Il ricorso dell’imputato è accolto mentre il sostituto pg concludeva per l’inammissibilità. Sbaglia la Corte d’appello a confermare la condanna pur ammettendo che possono «comprendersi» le cause della crisi di liquidità della srl. La piccola impresa opera all’interno dello stabilimento di un colosso industriale, poi finito in default, curando gli interventi sugli impianti: si iscrive al passivo della fallita per 600 mila euro ed è proprio la dichiarazione d’insolvenza a bloccare le azioni legali per il recupero crediti.

Nell’omesso versamento Iva, l’emissione della fattura anteriore al pagamento del corrispettivo espone il contribuente per sua scelta all’obbligo di versare comunque l’imposta: non si può dunque dedurre il mancato pagamento né lo sconto bancario della fattura come causa di forza maggiore o di mancanza dell’elemento soggettivo del reato. Altrettanto vale se l’imprenditore sceglie di pagare le retribuzioni e non le imposte: non è scriminato dall’articolo 51 Cp.

In passato, ad esempio, la Cassazione ha già annullato la condanna per la crisi di liquidità dovuta a insoluti pari al 43 % del fatturato. E bisogna verificare se l’imprenditore ricorre al credito per le falle.

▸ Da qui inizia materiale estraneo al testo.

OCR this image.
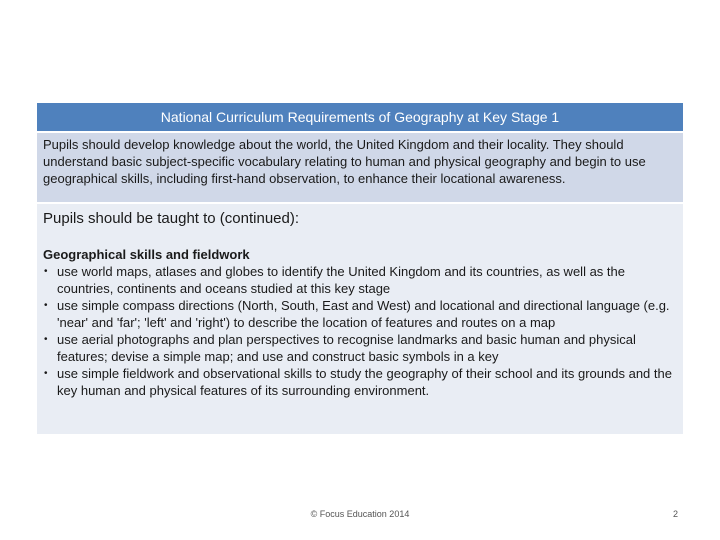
National Curriculum Requirements of Geography at Key Stage 1
Pupils should develop knowledge about the world, the United Kingdom and their locality. They should understand basic subject-specific vocabulary relating to human and physical geography and begin to use geographical skills, including first-hand observation, to enhance their locational awareness.

Pupils should be taught to (continued):

Geographical skills and fieldwork

• use world maps, atlases and globes to identify the United Kingdom and its countries, as well as the countries, continents and oceans studied at this key stage
• use simple compass directions (North, South, East and West) and locational and directional language (e.g. 'near' and 'far'; 'left' and 'right') to describe the location of features and routes on a map
• use aerial photographs and plan perspectives to recognise landmarks and basic human and physical features; devise a simple map; and use and construct basic symbols in a key
• use simple fieldwork and observational skills to study the geography of their school and its grounds and the key human and physical features of its surrounding environment.
© Focus Education 2014	2
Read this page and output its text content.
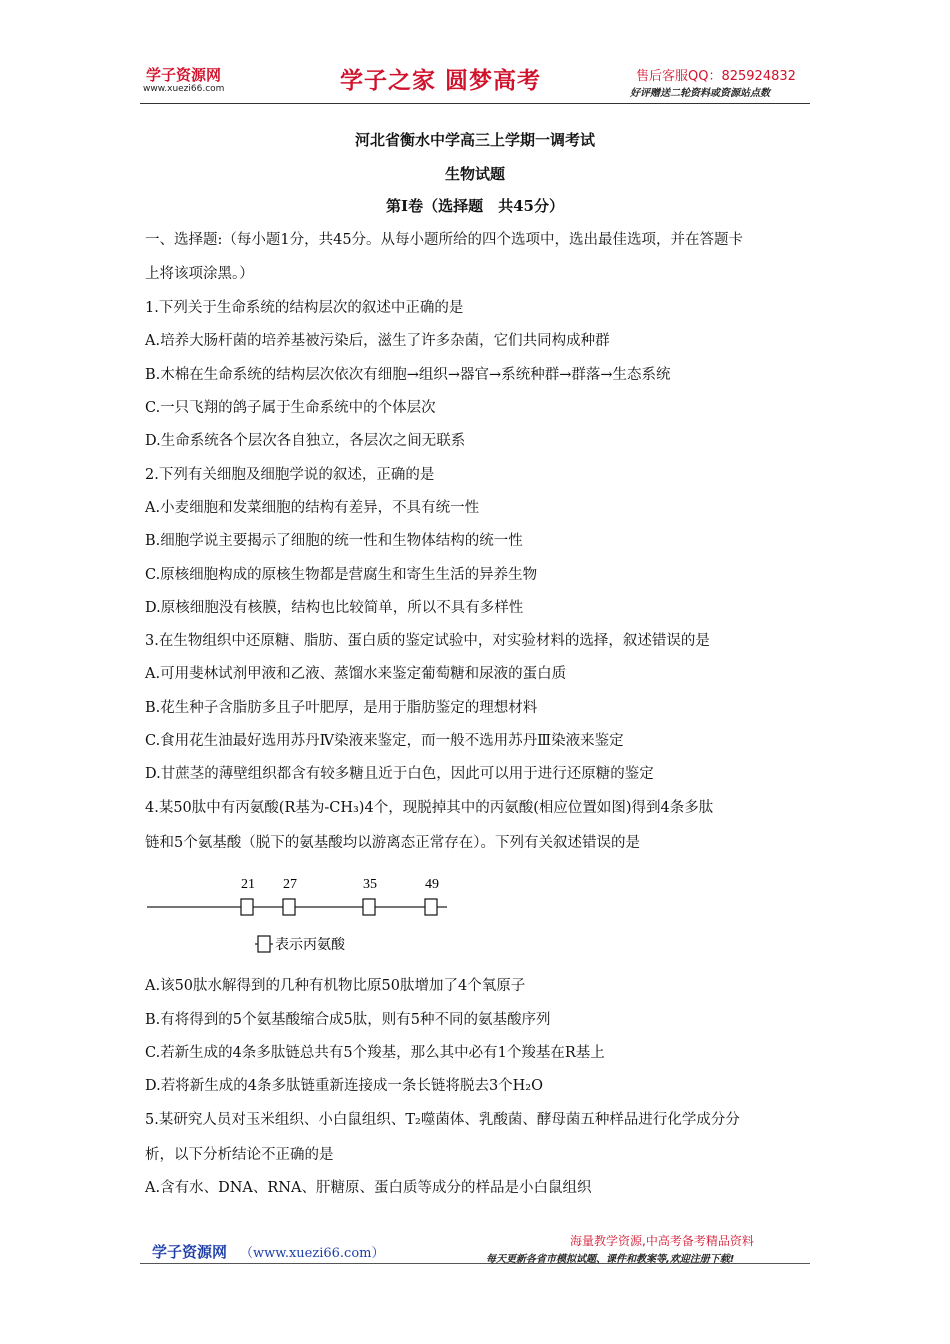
学子资源网
www.xuezi66.com	学子之家 圆梦高考	售后客服QQ：825924832
好评赠送二轮资料或资源站点数
河北省衡水中学高三上学期一调考试
生物试题
第Ⅰ卷（选择题　共45分）
一、选择题:（每小题1分，共45分。从每小题所给的四个选项中，选出最佳选项，并在答题卡
上将该项涂黑。）
1.下列关于生命系统的结构层次的叙述中正确的是
A.培养大肠杆菌的培养基被污染后，滋生了许多杂菌，它们共同构成种群
B.木棉在生命系统的结构层次依次有细胞→组织→器官→系统种群→群落→生态系统
C.一只飞翔的鸽子属于生命系统中的个体层次
D.生命系统各个层次各自独立，各层次之间无联系
2.下列有关细胞及细胞学说的叙述，正确的是
A.小麦细胞和发菜细胞的结构有差异，不具有统一性
B.细胞学说主要揭示了细胞的统一性和生物体结构的统一性
C.原核细胞构成的原核生物都是营腐生和寄生生活的异养生物
D.原核细胞没有核膜，结构也比较简单，所以不具有多样性
3.在生物组织中还原糖、脂肪、蛋白质的鉴定试验中，对实验材料的选择，叙述错误的是
A.可用斐林试剂甲液和乙液、蒸馏水来鉴定葡萄糖和尿液的蛋白质
B.花生种子含脂肪多且子叶肥厚，是用于脂肪鉴定的理想材料
C.食用花生油最好选用苏丹Ⅳ染液来鉴定，而一般不选用苏丹Ⅲ染液来鉴定
D.甘蔗茎的薄壁组织都含有较多糖且近于白色，因此可以用于进行还原糖的鉴定
4.某50肽中有丙氨酸(R基为-CH₃)4个，现脱掉其中的丙氨酸(相应位置如图)得到4条多肽
链和5个氨基酸（脱下的氨基酸均以游离态正常存在）。下列有关叙述错误的是
21 27	35	49
表示丙氨酸
A.该50肽水解得到的几种有机物比原50肽增加了4个氧原子
B.有将得到的5个氨基酸缩合成5肽，则有5种不同的氨基酸序列
C.若新生成的4条多肽链总共有5个羧基，那么其中必有1个羧基在R基上
D.若将新生成的4条多肽链重新连接成一条长链将脱去3个H₂O
5.某研究人员对玉米组织、小白鼠组织、T₂噬菌体、乳酸菌、酵母菌五种样品进行化学成分分
析，以下分析结论不正确的是
A.含有水、DNA、RNA、肝糖原、蛋白质等成分的样品是小白鼠组织
学子资源网 （www.xuezi66.com）
海量教学资源,中高考备考精品资料
每天更新各省市模拟试题、课件和教案等,欢迎注册下载!
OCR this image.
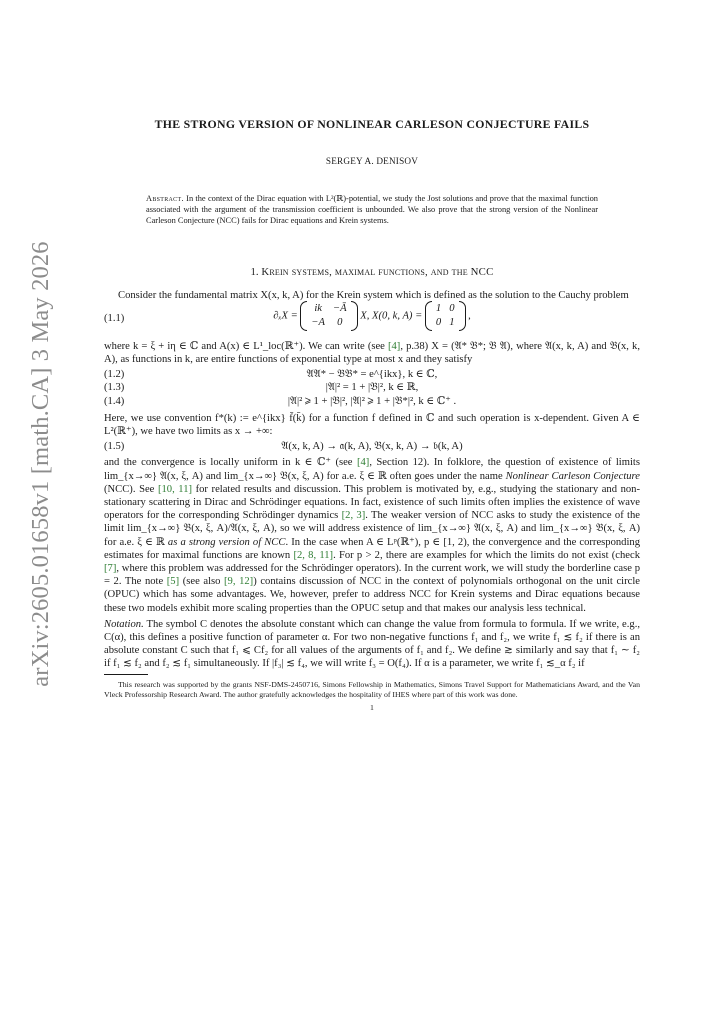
arXiv:2605.01658v1 [math.CA] 3 May 2026
THE STRONG VERSION OF NONLINEAR CARLESON CONJECTURE FAILS
SERGEY A. DENISOV
Abstract. In the context of the Dirac equation with L²(ℝ)-potential, we study the Jost solutions and prove that the maximal function associated with the argument of the transmission coefficient is unbounded. We also prove that the strong version of the Nonlinear Carleson Conjecture (NCC) fails for Dirac equations and Krein systems.
1. Krein systems, maximal functions, and the NCC

Consider the fundamental matrix X(x, k, A) for the Krein system which is defined as the solution to the Cauchy problem

(1.1)	∂ₓX =
ik	−Ā
−A	0
X, X(0, k, A) =
1	0
0	1
,

where k = ξ + iη ∈ ℂ and A(x) ∈ L¹_loc(ℝ⁺). We can write (see [4], p.38) X = (𝔄* 𝔅*; 𝔅 𝔄), where 𝔄(x, k, A) and 𝔅(x, k, A), as functions in k, are entire functions of exponential type at most x and they satisfy

(1.2)	𝔄𝔄* − 𝔅𝔅* = e^{ikx}, k ∈ ℂ,
(1.3)	|𝔄|² = 1 + |𝔅|², k ∈ ℝ,
(1.4)	|𝔄|² ⩾ 1 + |𝔅|², |𝔄|² ⩾ 1 + |𝔅*|², k ∈ ℂ⁺ .

Here, we use convention f*(k) := e^{ikx} f̄(k̄) for a function f defined in ℂ and such operation is x-dependent. Given A ∈ L²(ℝ⁺), we have two limits as x → +∞:

(1.5)	𝔄(x, k, A) → 𝔞(k, A), 𝔅(x, k, A) → 𝔟(k, A)

and the convergence is locally uniform in k ∈ ℂ⁺ (see [4], Section 12). In folklore, the question of existence of limits lim_{x→∞} 𝔄(x, ξ, A) and lim_{x→∞} 𝔅(x, ξ, A) for a.e. ξ ∈ ℝ often goes under the name Nonlinear Carleson Conjecture (NCC). See [10, 11] for related results and discussion. This problem is motivated by, e.g., studying the stationary and non-stationary scattering in Dirac and Schrödinger equations. In fact, existence of such limits often implies the existence of wave operators for the corresponding Schrödinger dynamics [2, 3]. The weaker version of NCC asks to study the existence of the limit lim_{x→∞} 𝔅(x, ξ, A)/𝔄(x, ξ, A), so we will address existence of lim_{x→∞} 𝔄(x, ξ, A) and lim_{x→∞} 𝔅(x, ξ, A) for a.e. ξ ∈ ℝ as a strong version of NCC. In the case when A ∈ Lᵖ(ℝ⁺), p ∈ [1, 2), the convergence and the corresponding estimates for maximal functions are known [2, 8, 11]. For p > 2, there are examples for which the limits do not exist (check [7], where this problem was addressed for the Schrödinger operators). In the current work, we will study the borderline case p = 2. The note [5] (see also [9, 12]) contains discussion of NCC in the context of polynomials orthogonal on the unit circle (OPUC) which has some advantages. We, however, prefer to address NCC for Krein systems and Dirac equations because these two models exhibit more scaling properties than the OPUC setup and that makes our analysis less technical.

Notation. The symbol C denotes the absolute constant which can change the value from formula to formula. If we write, e.g., C(α), this defines a positive function of parameter α. For two non-negative functions f₁ and f₂, we write f₁ ≲ f₂ if there is an absolute constant C such that f₁ ⩽ Cf₂ for all values of the arguments of f₁ and f₂. We define ≳ similarly and say that f₁ ∼ f₂ if f₁ ≲ f₂ and f₂ ≲ f₁ simultaneously. If |f₃| ≲ f₄, we will write f₃ = O(f₄). If α is a parameter, we write f₁ ≲_α f₂ if

This research was supported by the grants NSF-DMS-2450716, Simons Fellowship in Mathematics, Simons Travel Support for Mathematicians Award, and the Van Vleck Professorship Research Award. The author gratefully acknowledges the hospitality of IHES where part of this work was done.
1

Il tutto, osservano i giudici di legittimità, mentre la crisi di liquidità trova «un importante riscontro nel diritto positivo» con la causa di non punibilità prevista dalla riforma, che scatta solo se non ci sono azioni esperibili per superare l’impasse.

Motivazione illogica

Pesa, nella specie, la testimonianza dell’impiegata amministrativa dell’azienda monomandataria: l’imprenditore ricorre allo sconto bancario delle fatture per pagare non soltanto le retribuzioni ma anche i contributi. Il tutto perché in caso d’irregolarità nel documento unico, il Durc, non avrebbe potuto più operare nell’indotto del colosso industriale. I documenti prodotti dall’imputato mettono in crisi la motivazione della sentenza secondo cui non si capisce se il default del colosso abbia «determinato il mancato pagamento dei crediti oppure una crisi delle commesse»: trova ingresso la censura della difesa secondo cui «entrambe le cause hanno concorso a svuotare le casse della srl».